- Decades:: 1990s; 2000s; 2010s; 2020s;
- See also:: Other events of 2015 Years in Iran

= 2015 in Iran =

The following lists events that happened during 2015 in the Islamic Republic of Iran.

==Incumbents==
- President: Hassan Rouhani
- Vice President: Eshaq Jahangiri
- Supreme Leader: Ali Khamenei

==Events==
===February===
- February 2 – Iran's Fajr satellite is successfully placed in the orbit.

===May===
- May 7 – Ethnic Kurds riot in Mahabad following the unexplained death on 4 May 2015 of Farinaz Khosravani, a 25-year-old Kurdish hotel chambermaid. Khosravani fell to her death from a fourth-floor window of the Tara, the hotel where she worked. Anger mounted following reports that Khosravani died attempting to escape an Iranian official who was threatening to rape her.

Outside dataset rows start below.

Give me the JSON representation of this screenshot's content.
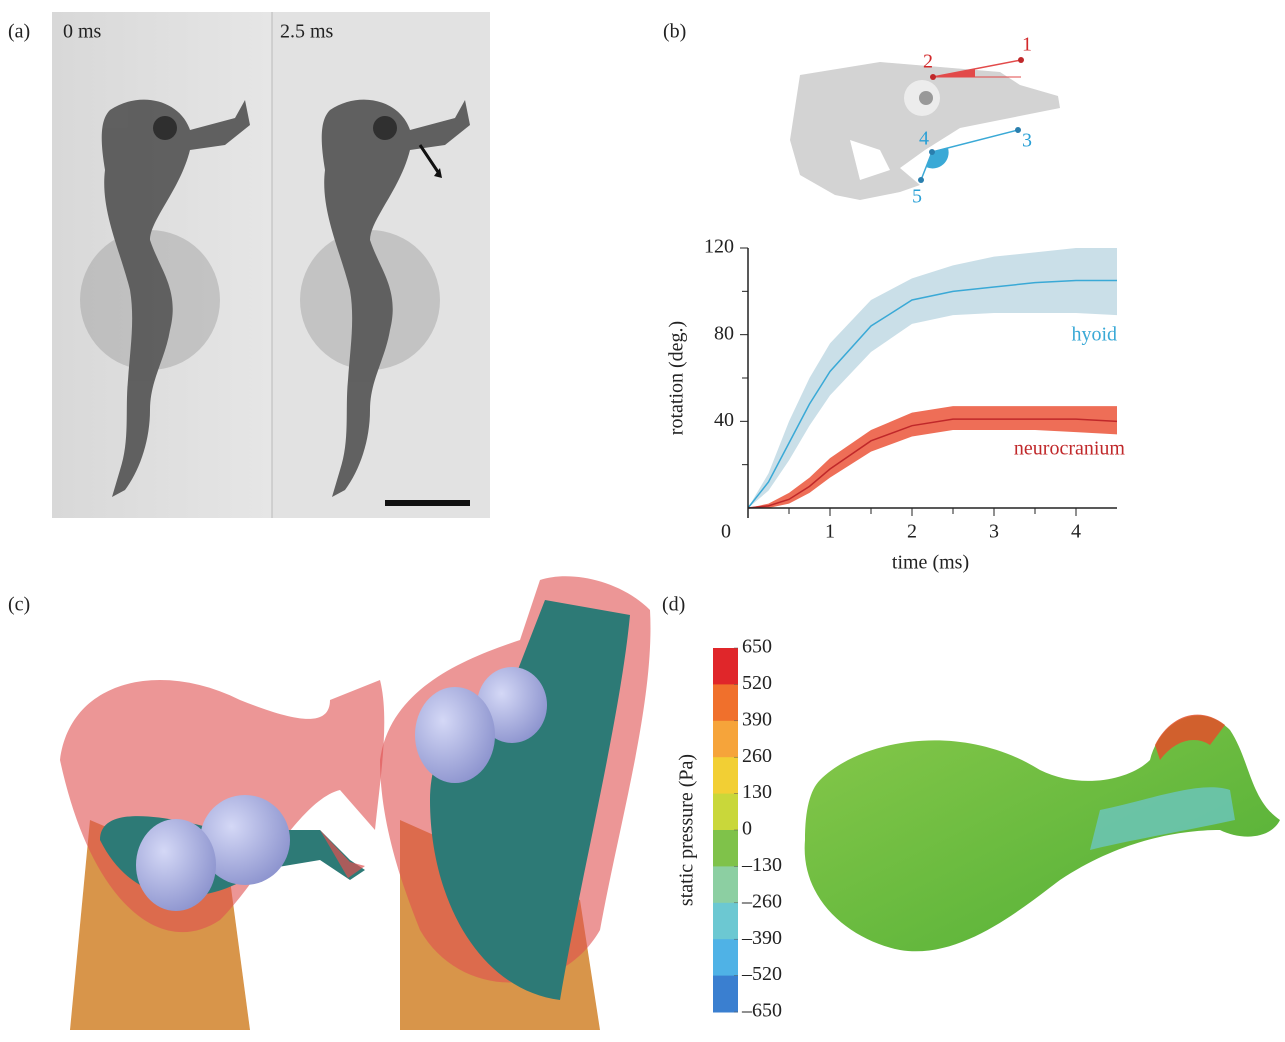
{
  "panels": {
    "a": {
      "label": "(a)",
      "frames": [
        "0 ms",
        "2.5 ms"
      ]
    },
    "b": {
      "label": "(b)",
      "points": [
        "1",
        "2",
        "3",
        "4",
        "5"
      ]
    },
    "c": {
      "label": "(c)"
    },
    "d": {
      "label": "(d)"
    }
  },
  "chart_data": [
    {
      "type": "line",
      "xlabel": "time (ms)",
      "ylabel": "rotation (deg.)",
      "x": [
        0,
        0.25,
        0.5,
        0.75,
        1,
        1.5,
        2,
        2.5,
        3,
        3.5,
        4,
        4.5
      ],
      "xlim": [
        0,
        4.5
      ],
      "ylim": [
        0,
        120
      ],
      "xticks": [
        0,
        1,
        2,
        3,
        4
      ],
      "xminorticks": [
        0.5,
        1.5,
        2.5,
        3.5
      ],
      "yticks": [
        40,
        80,
        120
      ],
      "yminorticks": [
        20,
        60,
        100
      ],
      "series": [
        {
          "name": "hyoid",
          "color": "#3aa9d6",
          "band_color": "#cadfe8",
          "values": [
            0,
            12,
            30,
            48,
            63,
            84,
            96,
            100,
            102,
            104,
            105,
            105
          ],
          "lower": [
            0,
            8,
            22,
            38,
            52,
            72,
            85,
            89,
            90,
            90,
            90,
            89
          ],
          "upper": [
            0,
            16,
            40,
            60,
            76,
            96,
            106,
            112,
            116,
            118,
            120,
            120
          ]
        },
        {
          "name": "neurocranium",
          "color": "#c0282a",
          "band_color": "#ee6e57",
          "values": [
            0,
            1,
            4,
            10,
            18,
            31,
            38,
            41,
            41,
            41,
            41,
            40
          ],
          "lower": [
            0,
            0,
            2,
            7,
            14,
            26,
            33,
            36,
            36,
            36,
            35,
            34
          ],
          "upper": [
            0,
            2,
            7,
            14,
            23,
            36,
            44,
            47,
            47,
            47,
            47,
            47
          ]
        }
      ]
    },
    {
      "type": "colorbar",
      "label": "static pressure (Pa)",
      "ylim": [
        -650,
        650
      ],
      "yticks": [
        650,
        520,
        390,
        260,
        130,
        0,
        {
          "value": -130,
          "label": "–130"
        },
        {
          "value": -260,
          "label": "–260"
        },
        {
          "value": -390,
          "label": "–390"
        },
        {
          "value": -520,
          "label": "–520"
        },
        {
          "value": -650,
          "label": "–650"
        }
      ],
      "colors": [
        "#e0262a",
        "#f0702c",
        "#f6a43a",
        "#f2cf34",
        "#c9d73a",
        "#7fc24a",
        "#8ccfa2",
        "#6cc8d2",
        "#4fb2e6",
        "#3a7fd0"
      ]
    }
  ]
}
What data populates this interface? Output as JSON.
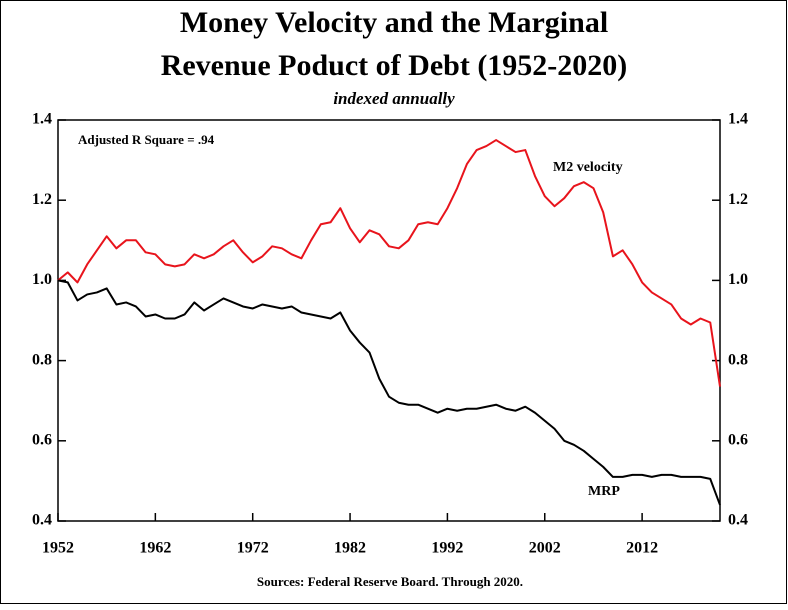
{
  "chart_data": {
    "type": "line",
    "title": [
      "Money Velocity and the Marginal",
      "Revenue Poduct of Debt (1952-2020)"
    ],
    "subtitle": "indexed annually",
    "annotation": "Adjusted R Square = .94",
    "source": "Sources: Federal Reserve Board. Through 2020.",
    "x": [
      1952,
      1953,
      1954,
      1955,
      1956,
      1957,
      1958,
      1959,
      1960,
      1961,
      1962,
      1963,
      1964,
      1965,
      1966,
      1967,
      1968,
      1969,
      1970,
      1971,
      1972,
      1973,
      1974,
      1975,
      1976,
      1977,
      1978,
      1979,
      1980,
      1981,
      1982,
      1983,
      1984,
      1985,
      1986,
      1987,
      1988,
      1989,
      1990,
      1991,
      1992,
      1993,
      1994,
      1995,
      1996,
      1997,
      1998,
      1999,
      2000,
      2001,
      2002,
      2003,
      2004,
      2005,
      2006,
      2007,
      2008,
      2009,
      2010,
      2011,
      2012,
      2013,
      2014,
      2015,
      2016,
      2017,
      2018,
      2019,
      2020
    ],
    "series": [
      {
        "name": "M2 velocity",
        "color": "#e8141c",
        "values": [
          1.0,
          1.02,
          0.995,
          1.04,
          1.075,
          1.11,
          1.08,
          1.1,
          1.1,
          1.07,
          1.065,
          1.04,
          1.035,
          1.04,
          1.065,
          1.055,
          1.065,
          1.085,
          1.1,
          1.07,
          1.045,
          1.06,
          1.085,
          1.08,
          1.065,
          1.055,
          1.1,
          1.14,
          1.145,
          1.18,
          1.13,
          1.095,
          1.125,
          1.115,
          1.085,
          1.08,
          1.1,
          1.14,
          1.145,
          1.14,
          1.18,
          1.23,
          1.29,
          1.325,
          1.335,
          1.35,
          1.335,
          1.32,
          1.325,
          1.26,
          1.21,
          1.185,
          1.205,
          1.235,
          1.245,
          1.23,
          1.17,
          1.06,
          1.075,
          1.04,
          0.995,
          0.97,
          0.955,
          0.94,
          0.905,
          0.89,
          0.905,
          0.895,
          0.735
        ]
      },
      {
        "name": "MRP",
        "color": "#000000",
        "values": [
          1.0,
          0.995,
          0.95,
          0.965,
          0.97,
          0.98,
          0.94,
          0.945,
          0.935,
          0.91,
          0.915,
          0.905,
          0.905,
          0.915,
          0.945,
          0.925,
          0.94,
          0.955,
          0.945,
          0.935,
          0.93,
          0.94,
          0.935,
          0.93,
          0.935,
          0.92,
          0.915,
          0.91,
          0.905,
          0.92,
          0.875,
          0.845,
          0.82,
          0.755,
          0.71,
          0.695,
          0.69,
          0.69,
          0.68,
          0.67,
          0.68,
          0.675,
          0.68,
          0.68,
          0.685,
          0.69,
          0.68,
          0.675,
          0.685,
          0.67,
          0.65,
          0.63,
          0.6,
          0.59,
          0.575,
          0.555,
          0.535,
          0.51,
          0.51,
          0.515,
          0.515,
          0.51,
          0.515,
          0.515,
          0.51,
          0.51,
          0.51,
          0.505,
          0.44
        ]
      }
    ],
    "xlim": [
      1952,
      2020
    ],
    "xticks": [
      1952,
      1962,
      1972,
      1982,
      1992,
      2002,
      2012
    ],
    "ylim": [
      0.4,
      1.4
    ],
    "yticks": [
      0.4,
      0.6,
      0.8,
      {
        "value": 1,
        "label": "1.0"
      },
      1.2,
      1.4
    ],
    "y2lim": [
      0.4,
      1.4
    ],
    "y2ticks": [
      0.4,
      0.6,
      0.8,
      {
        "value": 1,
        "label": "1.0"
      },
      1.2,
      1.4
    ],
    "grid": false
  }
}
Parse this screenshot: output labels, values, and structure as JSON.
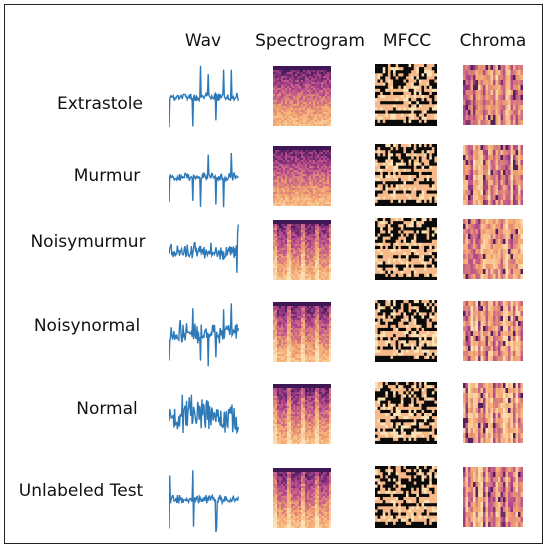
{
  "columns": [
    "Wav",
    "Spectrogram",
    "MFCC",
    "Chroma"
  ],
  "rows": [
    {
      "label": "Extrastole"
    },
    {
      "label": "Murmur"
    },
    {
      "label": "Noisymurmur"
    },
    {
      "label": "Noisynormal"
    },
    {
      "label": "Normal"
    },
    {
      "label": "Unlabeled Test"
    }
  ],
  "colors": {
    "waveform": "#2e7ab8",
    "magma_dark": "#2a0f4a",
    "magma_mid": "#b5478f",
    "magma_light": "#f4a66f",
    "magma_pale": "#fbe3b5",
    "mfcc_black": "#0a0a0a",
    "mfcc_light": "#f7b98a"
  }
}
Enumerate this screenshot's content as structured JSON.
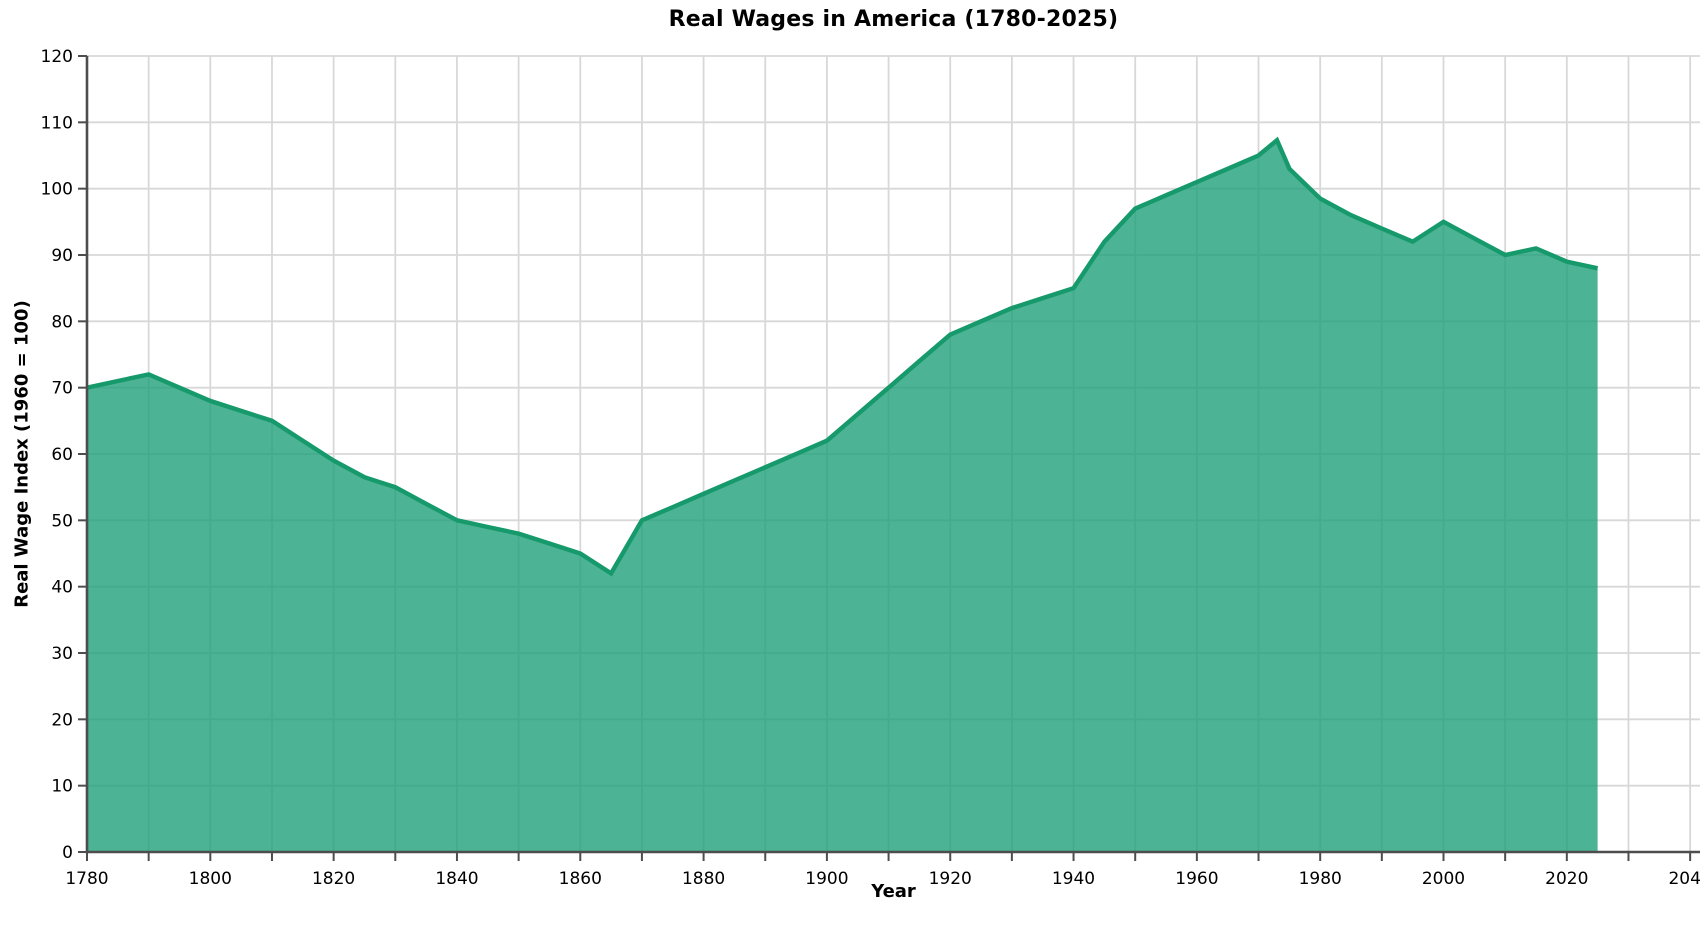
{
  "page": {
    "background": "#FFFFFF"
  },
  "chart_data": {
    "type": "area",
    "title": "Real Wages in America (1780-2025)",
    "xlabel": "Year",
    "ylabel": "Real Wage Index (1960 = 100)",
    "grid": true,
    "legend": false,
    "xlim": [
      1780,
      2041.6
    ],
    "ylim": [
      0,
      120
    ],
    "x_grid_step": 10,
    "y_grid_step": 10,
    "x_tick_labels": [
      "1780",
      "1800",
      "1820",
      "1840",
      "1860",
      "1880",
      "1900",
      "1920",
      "1940",
      "1960",
      "1980",
      "2000",
      "2020",
      "2040"
    ],
    "y_tick_labels": [
      "0",
      "10",
      "20",
      "30",
      "40",
      "50",
      "60",
      "70",
      "80",
      "90",
      "100",
      "110",
      "120"
    ],
    "series": [
      {
        "name": "Real wage index (1960 = 100)",
        "x": [
          1780,
          1785,
          1790,
          1795,
          1800,
          1805,
          1810,
          1815,
          1820,
          1825,
          1830,
          1835,
          1840,
          1845,
          1850,
          1855,
          1860,
          1865,
          1870,
          1875,
          1880,
          1885,
          1890,
          1895,
          1900,
          1905,
          1910,
          1915,
          1920,
          1925,
          1930,
          1935,
          1940,
          1945,
          1950,
          1955,
          1960,
          1965,
          1970,
          1973,
          1975,
          1980,
          1985,
          1990,
          1995,
          2000,
          2005,
          2010,
          2015,
          2020,
          2025
        ],
        "y": [
          70,
          71,
          72,
          70,
          68,
          66.5,
          65,
          62,
          59,
          56.5,
          55,
          52.5,
          50,
          49,
          48,
          46.5,
          45,
          42,
          50,
          52,
          54,
          56,
          58,
          60,
          62,
          66,
          70,
          74,
          78,
          80,
          82,
          83.5,
          85,
          92,
          97,
          99,
          101,
          103,
          105,
          107.3,
          103,
          98.5,
          96,
          94,
          92,
          95,
          92.5,
          90,
          91,
          89,
          88
        ]
      }
    ],
    "colors": {
      "line": "#16996B",
      "fill": "#1B9E77",
      "fill_opacity": 0.78,
      "grid": "#D8D8D8",
      "spine": "#4D4D4D",
      "tick_mark": "#4D4D4D",
      "text": "#000000",
      "background": "#FFFFFF"
    }
  }
}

The rioters reportedly set fire to the hotel. Unrest and violence spread to other Kurdish cities in Iran.

===July===
- July 14 – Iran agrees to long-term limits of its nuclear program in exchange for sanctions relief.

===November===
- November 26 - Tasnim News Agency starts publishing all content on its website under the Creative Commons Attribution 4.0 International license.